The last 10 years working with Smalltalk, while exciting and rather fun, have not been easy.
Blair and I both "got into" Smalltalk in 1994 just at a time when it seemed that the language was about to burst onto the software scene in a big way. There had been commercial versions of Smalltalk (DigiTalk, ParcPlace, IBM) around for several years and these had been doing very well in certain market segments, especially the financial sector. However, it was only with the advent of the Pentium processor that the everyday desktop computers really had enough grunt to run Smalltalk applications. From that point on the "performance issue" of dynamic languages became a non-issue.
We started building Dolphin in 1995 and, when Java floated in on the Internet bubble later that year, our disappointment was palpable. It wasn't just that Java was getting very big, very fast and was obviously going to make it harder to sell Dolphin to the masses. It was more that, really, the designers had just missed the point. Or at the very least they had missed an opportunity. Yes, they had a virtual machine and garbage collection, which was more than C++ ever did but what about all that other stuff they could have taken from Smalltalk? What about dynamic typing? What about keyword selectors to aid readability? What about proper Reflection? What about "Everything is an object"? Heck, you couldn't even add two Integers together. It was very sad.
Then to make matters worse, the computer science academia started to be seduced by the money that was available for making Java better. Blair and I attended all of the OOPSLA conferences from 1997 up until 2004. How many papers did we see on Java garbage collection or generics? All this stuff had either been done 10 years before or shouldn't have been necessary anyway.

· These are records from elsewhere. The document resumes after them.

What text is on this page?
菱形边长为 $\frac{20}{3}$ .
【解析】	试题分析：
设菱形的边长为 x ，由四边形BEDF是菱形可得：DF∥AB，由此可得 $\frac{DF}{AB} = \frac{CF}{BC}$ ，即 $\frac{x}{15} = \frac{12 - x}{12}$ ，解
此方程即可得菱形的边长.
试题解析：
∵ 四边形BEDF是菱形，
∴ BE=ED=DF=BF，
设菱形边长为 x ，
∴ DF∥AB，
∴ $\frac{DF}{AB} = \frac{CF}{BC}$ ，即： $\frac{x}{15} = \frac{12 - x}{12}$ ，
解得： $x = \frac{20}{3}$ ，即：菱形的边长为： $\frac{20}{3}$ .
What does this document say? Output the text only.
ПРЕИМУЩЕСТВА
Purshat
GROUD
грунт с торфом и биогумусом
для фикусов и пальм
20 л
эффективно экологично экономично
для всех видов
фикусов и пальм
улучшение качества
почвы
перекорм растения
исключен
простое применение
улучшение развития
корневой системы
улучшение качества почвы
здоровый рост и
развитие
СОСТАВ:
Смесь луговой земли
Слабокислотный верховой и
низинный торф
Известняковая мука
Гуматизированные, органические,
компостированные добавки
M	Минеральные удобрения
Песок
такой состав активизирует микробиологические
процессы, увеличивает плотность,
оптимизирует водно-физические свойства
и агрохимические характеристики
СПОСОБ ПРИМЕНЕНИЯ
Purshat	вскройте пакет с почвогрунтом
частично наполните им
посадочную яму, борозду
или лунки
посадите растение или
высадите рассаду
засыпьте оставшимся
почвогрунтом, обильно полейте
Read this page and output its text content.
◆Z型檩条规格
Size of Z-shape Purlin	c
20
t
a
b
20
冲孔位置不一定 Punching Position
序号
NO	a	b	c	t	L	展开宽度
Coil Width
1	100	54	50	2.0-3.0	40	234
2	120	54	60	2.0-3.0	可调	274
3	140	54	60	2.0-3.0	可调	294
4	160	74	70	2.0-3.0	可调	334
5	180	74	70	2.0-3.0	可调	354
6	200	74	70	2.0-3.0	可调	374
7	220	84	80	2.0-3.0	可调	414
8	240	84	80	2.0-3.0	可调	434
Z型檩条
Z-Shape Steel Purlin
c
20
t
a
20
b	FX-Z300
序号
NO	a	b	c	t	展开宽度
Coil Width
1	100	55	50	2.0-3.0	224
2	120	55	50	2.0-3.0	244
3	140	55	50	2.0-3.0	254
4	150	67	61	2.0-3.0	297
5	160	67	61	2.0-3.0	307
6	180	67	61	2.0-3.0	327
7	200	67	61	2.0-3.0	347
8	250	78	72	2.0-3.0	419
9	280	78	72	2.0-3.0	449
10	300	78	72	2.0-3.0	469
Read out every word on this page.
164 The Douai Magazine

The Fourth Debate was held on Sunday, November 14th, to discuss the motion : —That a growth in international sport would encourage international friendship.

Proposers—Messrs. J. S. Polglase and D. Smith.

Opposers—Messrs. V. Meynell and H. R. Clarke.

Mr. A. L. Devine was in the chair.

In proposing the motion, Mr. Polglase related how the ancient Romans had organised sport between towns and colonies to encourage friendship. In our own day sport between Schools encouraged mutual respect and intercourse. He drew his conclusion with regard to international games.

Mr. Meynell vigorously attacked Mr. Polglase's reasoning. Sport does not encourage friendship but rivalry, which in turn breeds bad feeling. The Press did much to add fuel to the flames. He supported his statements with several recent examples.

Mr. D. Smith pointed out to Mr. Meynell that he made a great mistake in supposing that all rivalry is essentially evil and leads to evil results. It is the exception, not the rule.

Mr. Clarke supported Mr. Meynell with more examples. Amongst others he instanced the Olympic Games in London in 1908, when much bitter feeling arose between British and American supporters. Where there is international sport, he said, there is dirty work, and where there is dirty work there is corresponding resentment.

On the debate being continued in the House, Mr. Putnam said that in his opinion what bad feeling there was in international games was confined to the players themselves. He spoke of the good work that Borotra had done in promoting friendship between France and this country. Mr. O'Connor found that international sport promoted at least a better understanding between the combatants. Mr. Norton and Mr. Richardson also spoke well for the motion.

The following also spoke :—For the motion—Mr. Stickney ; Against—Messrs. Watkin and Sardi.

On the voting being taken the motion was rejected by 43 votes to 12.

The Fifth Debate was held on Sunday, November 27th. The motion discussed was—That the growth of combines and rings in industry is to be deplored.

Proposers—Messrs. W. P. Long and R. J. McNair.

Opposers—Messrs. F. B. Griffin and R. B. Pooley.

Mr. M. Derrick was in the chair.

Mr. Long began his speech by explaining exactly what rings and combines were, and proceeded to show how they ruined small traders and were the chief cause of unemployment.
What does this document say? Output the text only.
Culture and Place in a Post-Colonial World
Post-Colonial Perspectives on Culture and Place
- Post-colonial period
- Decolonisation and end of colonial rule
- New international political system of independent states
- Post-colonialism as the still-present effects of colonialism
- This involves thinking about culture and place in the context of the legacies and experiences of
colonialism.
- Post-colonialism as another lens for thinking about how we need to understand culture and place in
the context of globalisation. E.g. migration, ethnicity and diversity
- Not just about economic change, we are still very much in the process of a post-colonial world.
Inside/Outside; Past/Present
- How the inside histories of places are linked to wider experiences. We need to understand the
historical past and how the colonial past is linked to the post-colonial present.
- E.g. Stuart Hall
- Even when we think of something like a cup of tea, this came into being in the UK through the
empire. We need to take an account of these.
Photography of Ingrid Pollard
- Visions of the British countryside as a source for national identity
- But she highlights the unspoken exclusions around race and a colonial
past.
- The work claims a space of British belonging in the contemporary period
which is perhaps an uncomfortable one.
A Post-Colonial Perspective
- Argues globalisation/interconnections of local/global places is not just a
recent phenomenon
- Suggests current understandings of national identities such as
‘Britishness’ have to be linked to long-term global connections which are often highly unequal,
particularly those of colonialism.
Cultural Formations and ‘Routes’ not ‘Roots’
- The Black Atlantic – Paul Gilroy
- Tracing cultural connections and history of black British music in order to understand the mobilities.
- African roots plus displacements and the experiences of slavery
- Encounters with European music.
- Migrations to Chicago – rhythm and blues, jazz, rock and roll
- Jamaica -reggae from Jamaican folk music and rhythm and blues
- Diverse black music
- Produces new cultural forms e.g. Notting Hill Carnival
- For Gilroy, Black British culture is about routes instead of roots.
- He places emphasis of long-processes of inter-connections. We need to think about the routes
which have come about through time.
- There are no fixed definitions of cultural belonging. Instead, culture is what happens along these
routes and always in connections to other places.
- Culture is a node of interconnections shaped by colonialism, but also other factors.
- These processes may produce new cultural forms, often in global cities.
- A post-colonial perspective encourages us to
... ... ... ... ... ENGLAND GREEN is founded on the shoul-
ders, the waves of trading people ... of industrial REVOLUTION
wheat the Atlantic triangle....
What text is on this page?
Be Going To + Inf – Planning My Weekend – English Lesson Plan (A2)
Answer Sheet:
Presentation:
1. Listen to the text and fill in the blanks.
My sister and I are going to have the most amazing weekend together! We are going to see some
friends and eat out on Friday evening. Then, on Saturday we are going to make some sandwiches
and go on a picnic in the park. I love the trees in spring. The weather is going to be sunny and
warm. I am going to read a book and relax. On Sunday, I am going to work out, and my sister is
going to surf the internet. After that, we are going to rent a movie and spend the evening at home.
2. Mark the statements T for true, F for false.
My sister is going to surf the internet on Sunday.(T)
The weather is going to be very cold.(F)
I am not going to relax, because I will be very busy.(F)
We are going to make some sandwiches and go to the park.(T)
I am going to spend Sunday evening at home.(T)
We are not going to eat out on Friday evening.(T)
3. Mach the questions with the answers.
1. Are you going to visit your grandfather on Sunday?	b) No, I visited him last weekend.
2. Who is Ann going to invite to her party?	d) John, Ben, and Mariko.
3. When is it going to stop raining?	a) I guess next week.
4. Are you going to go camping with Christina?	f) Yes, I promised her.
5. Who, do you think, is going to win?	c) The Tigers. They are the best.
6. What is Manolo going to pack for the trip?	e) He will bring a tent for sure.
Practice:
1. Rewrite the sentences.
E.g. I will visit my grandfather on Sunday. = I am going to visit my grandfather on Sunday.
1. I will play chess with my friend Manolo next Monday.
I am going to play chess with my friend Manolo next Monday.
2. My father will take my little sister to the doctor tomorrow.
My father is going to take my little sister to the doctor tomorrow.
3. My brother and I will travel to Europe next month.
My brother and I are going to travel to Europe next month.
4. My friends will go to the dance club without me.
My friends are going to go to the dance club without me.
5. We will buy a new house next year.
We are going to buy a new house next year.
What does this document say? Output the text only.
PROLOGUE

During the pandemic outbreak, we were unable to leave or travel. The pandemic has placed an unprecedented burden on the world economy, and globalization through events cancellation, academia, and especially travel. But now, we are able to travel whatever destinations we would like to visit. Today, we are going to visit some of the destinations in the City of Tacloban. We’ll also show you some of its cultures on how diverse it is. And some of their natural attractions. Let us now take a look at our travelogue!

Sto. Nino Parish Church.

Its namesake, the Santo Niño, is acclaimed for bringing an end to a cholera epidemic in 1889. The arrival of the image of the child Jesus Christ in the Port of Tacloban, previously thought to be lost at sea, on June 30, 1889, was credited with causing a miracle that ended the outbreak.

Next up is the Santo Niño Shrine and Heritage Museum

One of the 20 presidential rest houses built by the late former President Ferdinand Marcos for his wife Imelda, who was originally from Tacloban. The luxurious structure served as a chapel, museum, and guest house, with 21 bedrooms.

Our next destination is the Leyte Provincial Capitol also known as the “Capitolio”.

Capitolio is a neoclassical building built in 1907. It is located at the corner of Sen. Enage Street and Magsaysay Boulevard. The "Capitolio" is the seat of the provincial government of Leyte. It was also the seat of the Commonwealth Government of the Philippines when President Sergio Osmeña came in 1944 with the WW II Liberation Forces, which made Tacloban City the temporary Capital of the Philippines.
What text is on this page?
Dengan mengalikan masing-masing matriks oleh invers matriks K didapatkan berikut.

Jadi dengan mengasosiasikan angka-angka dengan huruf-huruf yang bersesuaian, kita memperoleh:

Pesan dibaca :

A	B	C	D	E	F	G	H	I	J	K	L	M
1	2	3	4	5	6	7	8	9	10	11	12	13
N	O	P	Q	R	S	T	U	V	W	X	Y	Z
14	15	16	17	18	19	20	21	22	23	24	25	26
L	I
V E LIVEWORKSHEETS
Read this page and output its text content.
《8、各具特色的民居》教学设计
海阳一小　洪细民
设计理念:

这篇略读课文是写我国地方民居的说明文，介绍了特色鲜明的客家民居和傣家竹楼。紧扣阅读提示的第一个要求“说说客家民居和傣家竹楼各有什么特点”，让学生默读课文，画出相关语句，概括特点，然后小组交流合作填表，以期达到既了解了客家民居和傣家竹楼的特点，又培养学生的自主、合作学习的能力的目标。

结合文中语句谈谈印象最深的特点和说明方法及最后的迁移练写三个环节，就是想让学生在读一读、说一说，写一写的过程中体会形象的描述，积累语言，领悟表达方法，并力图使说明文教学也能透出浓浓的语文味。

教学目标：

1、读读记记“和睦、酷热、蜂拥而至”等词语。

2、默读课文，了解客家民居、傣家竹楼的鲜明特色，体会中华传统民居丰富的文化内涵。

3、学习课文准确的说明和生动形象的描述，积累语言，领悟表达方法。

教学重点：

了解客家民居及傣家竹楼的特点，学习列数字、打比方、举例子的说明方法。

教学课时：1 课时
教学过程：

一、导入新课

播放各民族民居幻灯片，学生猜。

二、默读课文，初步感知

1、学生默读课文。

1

None of it seemed to be advancing the state of computer science. During that period, Smalltalkers were a painful bunch to be around.
With the advent of .NET, I must admit we thought it was all going to change. Here was a virtual machine that was designed to run multiple languages using a common "object" model. Okay, it only ran on Windows but, hey, so does Dolphin so we weren't too unhappy. But where was all that good stuff again? Yes it's all marginally better than it was with Java but, really, writing a performant Smalltalk on top of the current CLR is just impractical.
Are things looking up? It seems that Ruby is getting a good deal of attention these days. It's a dynamic language very much like Smalltalk and has a lot to offer. It is missing a decent IDE and they retain the rather pedestrian non-keyword language syntax but, basically, it's a lot like Smalltalk under the covers. The great thing from our point of view is that, if you like Ruby you are pretty well sure to like Smalltalk so, hopefully, we're about to get a new influx of dynamic, everything is an object, programmers and that can only be a good thing for Dolphin and for computer science. It's taken 25 years but we're nearly back there.
So, maybe we are Swimming against the Tide but this is to be expected. As computer scientist Howard Aiken said, "Don't worry about people stealing your ideas. If the ideas are any good you'll have to ram them down people's throats".